I have noticed there are a lot of sweet deals going on now for snowboarding goggles, and I am in the market to get a new pair. Any suggestions?? I would say I have a small to medium sized face if that helps.


----------



## Bparmz (Sep 7, 2011)

There are a ton of great options out there, it really depends on how much you want to spend.


----------



## Chambo (Apr 29, 2014)

Are we talking online deals?


----------



## f00bar (Mar 6, 2014)

Anyone have an actual guide for sizing for the various brands? s/m/l seems a bit meaningless without points of reference.


----------



## ridinbend (Aug 2, 2012)

f00bar said:


> Anyone have an actual guide for sizing for the various brands? s/m/l seems a bit meaningless without points of reference.


It's all pretty much relative when you get down to fitting. Just like boots. Go down to a shop and try some on or find an online store with free return shipping.

http://www.sierratradingpost.com/dr...7492k/?filterString=s~goggles/&colorFamily=01


----------



## BoardChitless (Mar 11, 2013)

I personally think Oakley use to make the most solid gog. Now they've been under a new co for 2-3yrs now.

Wonder if the new Nike goggles coming out next year would serve purpose...


----------



## dcrides (Jan 21, 2013)

I really like the Smith IOX. Haven't fogged once, have a large field of view and the lenses are easy to change.


----------



## francium (Jan 12, 2013)

As others have said best thing to do is head to a shop and try some on. I've owned a few pairs over the years started out with oakleys which were always pretty reliable. I replaced them with dragon apx's which I found a pita, the lenses got damaged really easily and fogged up. I then got some oakley airbrakes which are really comfortable but do fog up once in a while on long hikes and i've just got some smith io/x as a backup pair in the sales as they were a steal. Build quality seems good and the reviews all seem pretty positive.


----------



## neni (Dec 24, 2012)

francium said:


> ... but do fog up once in a while on long hikes...

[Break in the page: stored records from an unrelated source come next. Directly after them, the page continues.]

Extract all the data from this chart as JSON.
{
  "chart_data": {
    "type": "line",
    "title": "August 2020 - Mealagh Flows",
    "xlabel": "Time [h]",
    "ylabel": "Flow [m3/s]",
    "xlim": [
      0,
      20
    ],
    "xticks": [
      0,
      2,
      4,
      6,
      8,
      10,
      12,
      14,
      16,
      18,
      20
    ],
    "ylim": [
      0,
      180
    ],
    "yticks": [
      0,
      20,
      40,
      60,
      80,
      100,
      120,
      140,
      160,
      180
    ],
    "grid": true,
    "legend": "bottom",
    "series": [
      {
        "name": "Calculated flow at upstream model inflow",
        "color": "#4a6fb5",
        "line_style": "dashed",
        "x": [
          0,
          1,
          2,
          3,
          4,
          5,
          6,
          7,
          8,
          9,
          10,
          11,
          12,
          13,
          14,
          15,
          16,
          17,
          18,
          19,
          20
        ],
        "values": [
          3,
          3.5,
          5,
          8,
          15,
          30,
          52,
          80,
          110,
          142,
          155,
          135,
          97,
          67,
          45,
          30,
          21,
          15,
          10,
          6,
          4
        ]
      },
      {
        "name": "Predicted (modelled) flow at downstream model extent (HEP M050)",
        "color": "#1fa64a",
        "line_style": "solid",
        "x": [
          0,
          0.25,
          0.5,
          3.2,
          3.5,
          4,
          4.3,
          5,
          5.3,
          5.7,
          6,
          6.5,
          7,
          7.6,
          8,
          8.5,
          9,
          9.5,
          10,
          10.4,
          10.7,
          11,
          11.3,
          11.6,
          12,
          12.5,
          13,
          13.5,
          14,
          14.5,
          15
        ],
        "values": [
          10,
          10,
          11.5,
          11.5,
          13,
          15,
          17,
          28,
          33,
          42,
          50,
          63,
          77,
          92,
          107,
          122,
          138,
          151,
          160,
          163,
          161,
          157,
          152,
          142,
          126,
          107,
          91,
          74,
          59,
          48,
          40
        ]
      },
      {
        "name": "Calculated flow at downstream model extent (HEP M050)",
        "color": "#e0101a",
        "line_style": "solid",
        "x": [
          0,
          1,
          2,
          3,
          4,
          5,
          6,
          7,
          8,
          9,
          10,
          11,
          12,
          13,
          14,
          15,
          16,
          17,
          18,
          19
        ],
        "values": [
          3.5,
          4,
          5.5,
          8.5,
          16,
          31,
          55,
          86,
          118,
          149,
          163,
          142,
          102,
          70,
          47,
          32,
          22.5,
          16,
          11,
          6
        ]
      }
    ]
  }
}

Have you ever had goggles that didn't fog up while hiking? If so, let me know which. I never hike with goggles (even sunglasses fog up hiking)


----------



## ridinbend (Aug 2, 2012)

neni said:


> Have you ever had goggles that didn't fog up while hiking? If so, let me know which. I never hike with goggles (even sunglasses fog up hiking)


Im in the same boat as you, I sweat profusely when I ride hard. My goggle experience has been a work in progress, but I arrived at Smith IOX after owning many different brands. Oakley, Dragon, Von Zipper, Hoven and feel the quality of lenses and venting are best for me with the Smith goggles. I used to have to carry extra oakley lenses just to be able to see. Broke too many to justify owning oakley. Don't have that problem anymore.


----------



## francium (Jan 12, 2013)

neni said:


> Have you ever had goggles that didn't fog up while hiking? If so, let me know which. I never hike with goggles (even sunglasses fog up hiking)

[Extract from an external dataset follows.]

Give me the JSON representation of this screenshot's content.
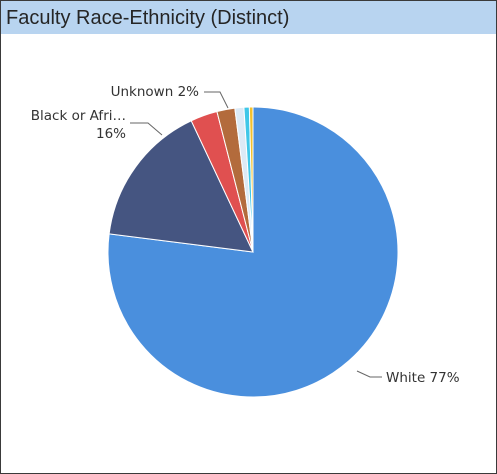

Haha no but I just thought I'd mention it.


----------



## neni (Dec 24, 2012)

ridinbend said:


> Im in the same boat as you, I sweat profusely when I ride hard. My goggle experience has been a work in progress, but I arrived at Smith IOX after owning many different brands. Oakley, Dragon, Von Zipper, Hoven and feel the quality of lenses and venting are best for me with the Smith goggles. I used to have to carry extra oakley lenses just to be able to see. Broke too many to justify owning oakley. Don't have that problem anymore.


So far, all goggles I had (Juble, Smith IO) worked well while riding (fast windflow) even in warm spring conditions, but while hiking they're a no go. I assume that there's just not enough speed/windflow to compensate for the sweating, no matter how fancy the goggles are. As mentioned, even the pretty open sunglasses fog up then.


----------



## freshy (Nov 18, 2009)

Smith makes some goggles with a fan that is supposed to keep them from fogging on hikes.


----------



## ridinbend (Aug 2, 2012)

freshy said:


> Smith makes some goggles with a fan that is supposed to keep them from fogging on hikes.

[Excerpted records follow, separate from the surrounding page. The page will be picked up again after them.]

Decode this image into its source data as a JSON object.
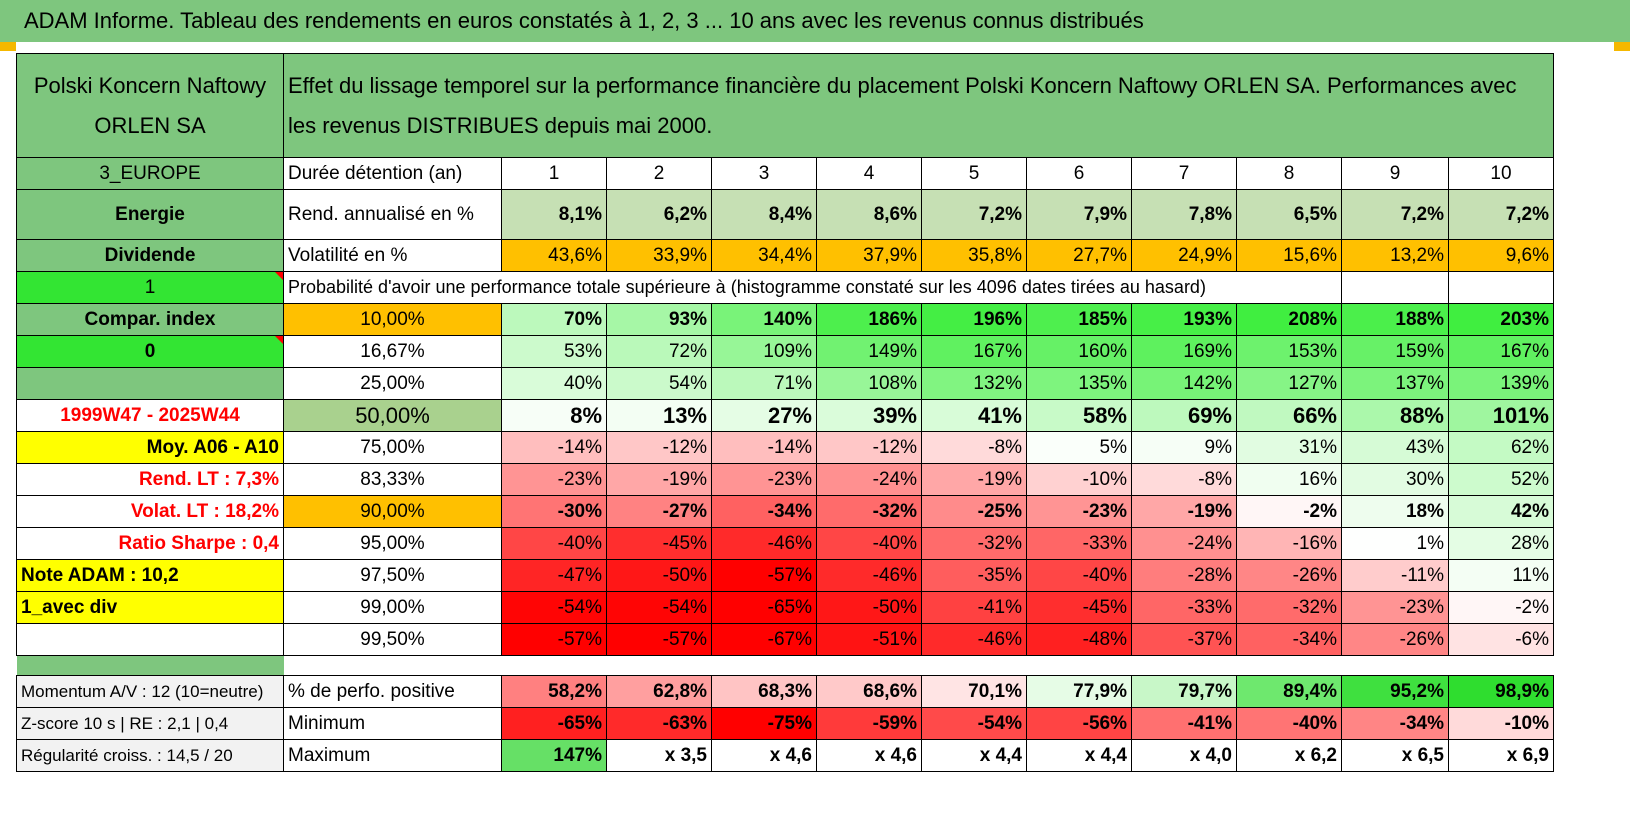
{
  "title": "ADAM Informe. Tableau des rendements en euros constatés à 1, 2, 3 ... 10 ans avec les revenus connus distribués",
  "header": {
    "company": "Polski Koncern Naftowy ORLEN SA",
    "description": "Effet du lissage temporel sur la performance financière du placement Polski Koncern Naftowy ORLEN SA. Performances avec les revenus DISTRIBUES depuis mai 2000."
  },
  "left_col": {
    "region": "3_EUROPE",
    "sector": "Energie",
    "type": "Dividende",
    "val1": "1",
    "compar": "Compar. index",
    "val0": "0",
    "period": "1999W47 - 2025W44",
    "moy": "Moy. A06 - A10",
    "rend_lt": "Rend. LT :   7,3%",
    "volat_lt": "Volat. LT :   18,2%",
    "sharpe": "Ratio Sharpe :    0,4",
    "note": "Note ADAM : 10,2",
    "avec_div": "1_avec div"
  },
  "years_label": "Durée détention (an)",
  "years": [
    "1",
    "2",
    "3",
    "4",
    "5",
    "6",
    "7",
    "8",
    "9",
    "10"
  ],
  "rend_label": "Rend. annualisé en %",
  "rend": [
    "8,1%",
    "6,2%",
    "8,4%",
    "8,6%",
    "7,2%",
    "7,9%",
    "7,8%",
    "6,5%",
    "7,2%",
    "7,2%"
  ],
  "vol_label": "Volatilité en %",
  "vol": [
    "43,6%",
    "33,9%",
    "34,4%",
    "37,9%",
    "35,8%",
    "27,7%",
    "24,9%",
    "15,6%",
    "13,2%",
    "9,6%"
  ],
  "prob_label": "Probabilité d'avoir une performance totale supérieure à (histogramme constaté sur les 4096 dates tirées au hasard)",
  "percentiles": [
    {
      "p": "10,00%",
      "v": [
        "70%",
        "93%",
        "140%",
        "186%",
        "196%",
        "185%",
        "193%",
        "208%",
        "188%",
        "203%"
      ]
    },
    {
      "p": "16,67%",
      "v": [
        "53%",
        "72%",
        "109%",
        "149%",
        "167%",
        "160%",
        "169%",
        "153%",
        "159%",
        "167%"
      ]
    },
    {
      "p": "25,00%",
      "v": [
        "40%",
        "54%",
        "71%",
        "108%",
        "132%",
        "135%",
        "142%",
        "127%",
        "137%",
        "139%"
      ]
    },
    {
      "p": "50,00%",
      "v": [
        "8%",
        "13%",
        "27%",
        "39%",
        "41%",
        "58%",
        "69%",
        "66%",
        "88%",
        "101%"
      ]
    },
    {
      "p": "75,00%",
      "v": [
        "-14%",
        "-12%",
        "-14%",
        "-12%",
        "-8%",
        "5%",
        "9%",
        "31%",
        "43%",
        "62%"
      ]
    },
    {
      "p": "83,33%",
      "v": [
        "-23%",
        "-19%",
        "-23%",
        "-24%",
        "-19%",
        "-10%",
        "-8%",
        "16%",
        "30%",
        "52%"
      ]
    },
    {
      "p": "90,00%",
      "v": [
        "-30%",
        "-27%",
        "-34%",
        "-32%",
        "-25%",
        "-23%",
        "-19%",
        "-2%",
        "18%",
        "42%"
      ]
    },
    {
      "p": "95,00%",
      "v": [
        "-40%",
        "-45%",
        "-46%",
        "-40%",
        "-32%",
        "-33%",
        "-24%",
        "-16%",
        "1%",
        "28%"
      ]
    },
    {
      "p": "97,50%",
      "v": [
        "-47%",
        "-50%",
        "-57%",
        "-46%",
        "-35%",
        "-40%",
        "-28%",
        "-26%",
        "-11%",
        "11%"
      ]
    },
    {
      "p": "99,00%",
      "v": [
        "-54%",
        "-54%",
        "-65%",
        "-50%",
        "-41%",
        "-45%",
        "-33%",
        "-32%",
        "-23%",
        "-2%"
      ]
    },
    {
      "p": "99,50%",
      "v": [
        "-57%",
        "-57%",
        "-67%",
        "-51%",
        "-46%",
        "-48%",
        "-37%",
        "-34%",
        "-26%",
        "-6%"
      ]
    }
  ],
  "bottom": {
    "momentum": "Momentum A/V : 12 (10=neutre)",
    "zscore": "Z-score 10 s | RE : 2,1 | 0,4",
    "regularite": "Régularité croiss. : 14,5 / 20",
    "pos_label": "% de perfo. positive",
    "pos": [
      "58,2%",
      "62,8%",
      "68,3%",
      "68,6%",
      "70,1%",
      "77,9%",
      "79,7%",
      "89,4%",
      "95,2%",
      "98,9%"
    ],
    "min_label": "Minimum",
    "min": [
      "-65%",
      "-63%",
      "-75%",
      "-59%",
      "-54%",
      "-56%",
      "-41%",
      "-40%",
      "-34%",
      "-10%"
    ],
    "max_label": "Maximum",
    "max": [
      "147%",
      "x 3,5",
      "x 4,6",
      "x 4,6",
      "x 4,4",
      "x 4,4",
      "x 4,0",
      "x 6,2",
      "x 6,5",
      "x 6,9"
    ]
  }
}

Regardless, the foam will still be soaking wet with sweat. There's no reason to hike with goggles.


----------



## lab49232 (Sep 13, 2011)

francium said:


> Haha no but I just thought I'd mention it.


Also did you try removing the vents to make them open air while hiking? Supposed to help a lot and was actually a big part of what they said were bonus features. They just pop out and basically the goggle becomes open air. Haven't tried it while hiking yet but have played with them in my house.


----------



## kosmoz (Dec 27, 2013)

Need an advice on lens color and/or type for overcast, flat light conditions. I have cheap Easun goggles in amber/bronze + mirror finish outside, and they are comfortable, doesn't fog up etc. but when conditions are not so good visibility sucks. Do I need polarised? What colour? What I know for sure, lenses needs to be bright (not tinted a lot), but what color? Yellow, blue, green, pink?


----------



## lab49232 (Sep 13, 2011)

Polarized are designed to help reduce glare in sunny days, don't go with that. As a general rule of thumb the more clear the lens the more light it lets in and the darker conditions you use it in. For example yellow, pink, amber and clear lenses are all dark to night condition lenses for the most part. 

People always try to buy super chromed out lenses thinking they look great but in reality on super overcast and dark days or for night riding you often won't want these. You need something to enhance light and yes sometimes that means getting a yellow lens. A yellow lens with a blue tint can look good and function well in lower lights for me.


----------



## kosmoz (Dec 27, 2013)

There isn't one lens that fits all. I have one pair of goggles for sunny and OK conditions, need one for overcast.


----------



## lab49232 (Sep 13, 2011)

Right, you should really have about 3 lenses if you want to cover most conditions. What goggles do you have? Each company has different takes on lens colorand tint combinations. Like I said yellow/blue works well for me in super overcast.


----------



## cookiedog (Mar 3, 2014)

*goggles for hiking???*

I don't get it why would you use goggles for hiking?:blink: they will fog no way out of it. Use sunglasses instead. Goggles are only good for high altitudes but at that point its cold so no fog.


----------



## francium (Jan 12, 2013)

cookiedog said:


> I don't get it why would you use goggles for hiking?:blink: they will fog no way out of it. Use sunglasses instead. Goggles are only good for high altitudes but at that point its cold so no fog.


Ever been to Scotland???


----------